Anderson’s backup, Jamaal Charles, hasn’t made a case for himself lately, either. After starting the first four weeks averaging 43.8 yards per carry, Charles has only been able to average 19.8 yards per game since the bye week. He’s also fumbled once against Kansas City; a turnover that resulted in a touchdown.

Second-year back Devontae Booker returned to the lineup in week four, but has not contributed much to help the run game. Booker has averaged 17.8 yards per game on a little more than four carries per game. He has, however, scored the rushing attack’s only touchdown since the bye week.

The performance downturns can probably be attributed to a lack of opportunities, though. In the Broncos’ three wins, they have averaged a little under 36 running plays per game. In their six losses, they are only running the ball an average of 23 times, meaning the running backs are getting two-thirds of the rushing attempts they are given in wins, making it difficult to keep their averages up.

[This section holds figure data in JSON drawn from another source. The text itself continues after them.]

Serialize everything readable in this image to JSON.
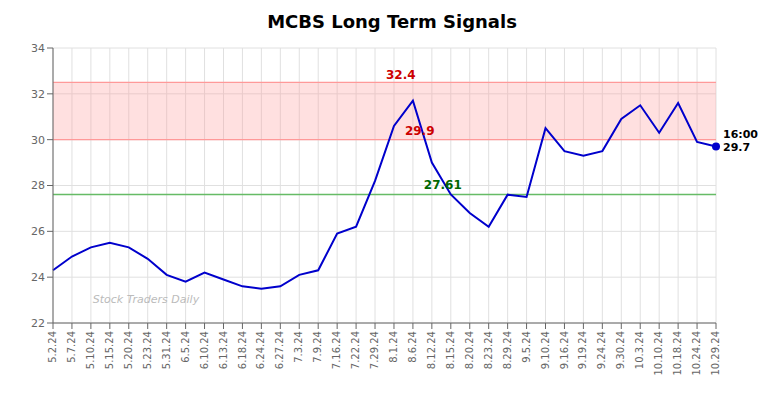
{
  "chart_data": {
    "type": "line",
    "title": "MCBS Long Term Signals",
    "categories": [
      "5.2.24",
      "5.7.24",
      "5.10.24",
      "5.15.24",
      "5.20.24",
      "5.23.24",
      "5.31.24",
      "6.5.24",
      "6.10.24",
      "6.13.24",
      "6.18.24",
      "6.24.24",
      "6.27.24",
      "7.3.24",
      "7.9.24",
      "7.16.24",
      "7.22.24",
      "7.29.24",
      "8.1.24",
      "8.6.24",
      "8.12.24",
      "8.15.24",
      "8.20.24",
      "8.23.24",
      "8.29.24",
      "9.5.24",
      "9.10.24",
      "9.16.24",
      "9.19.24",
      "9.24.24",
      "9.30.24",
      "10.3.24",
      "10.10.24",
      "10.18.24",
      "10.24.24",
      "10.29.24"
    ],
    "values": [
      24.3,
      24.9,
      25.3,
      25.5,
      25.3,
      24.8,
      24.1,
      23.8,
      24.2,
      23.9,
      23.6,
      23.5,
      23.6,
      24.1,
      24.3,
      25.9,
      26.2,
      28.2,
      30.6,
      31.7,
      29.0,
      27.61,
      26.8,
      26.2,
      27.6,
      27.5,
      30.5,
      29.5,
      29.3,
      29.5,
      30.9,
      31.5,
      30.3,
      31.6,
      29.9,
      29.7
    ],
    "color": "#0000cc",
    "ylim": [
      22,
      34
    ],
    "yticks": [
      22,
      24,
      26,
      28,
      30,
      32,
      34
    ],
    "grid": true,
    "bands": [
      {
        "from": 30.0,
        "to": 32.5,
        "color": "#ff9999"
      }
    ],
    "hlines": [
      {
        "y": 27.61,
        "color": "#66bb66"
      }
    ],
    "annotations": [
      {
        "text": "32.4",
        "x": "8.1.24",
        "y": 32.55,
        "color": "#cc0000"
      },
      {
        "text": "29.9",
        "x": "8.6.24",
        "y": 30.1,
        "color": "#cc0000"
      },
      {
        "text": "27.61",
        "x": "8.12.24",
        "y": 27.75,
        "color": "#006600"
      },
      {
        "text": "16:00",
        "x": "10.29.24",
        "y": 30.0,
        "color": "#000000"
      },
      {
        "text": "29.7",
        "x": "10.29.24",
        "y": 29.4,
        "color": "#000000"
      }
    ],
    "watermark": {
      "text": "Stock Traders Daily",
      "color": "#bbbbbb"
    }
  }
}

Now, with the team sitting at 3-6, Broncos running backs need to make the most of their opportunities and find a way to get into the end zone. It will be up to Anderson and company to relieve some pressure from their quarterback’s arm.

“For us as an offense, we need to continue,” Anderson said. “As leaders on this team, continue to push it and continue to lift the team up to let them know that this is possible.”

Coming up next is the Cincinnati Bengals, who currently rank 25th in rushing defense. The Bengals are allowing 123.6 yards per game, while Broncos running backs are ranked 13th with 113 yards per game.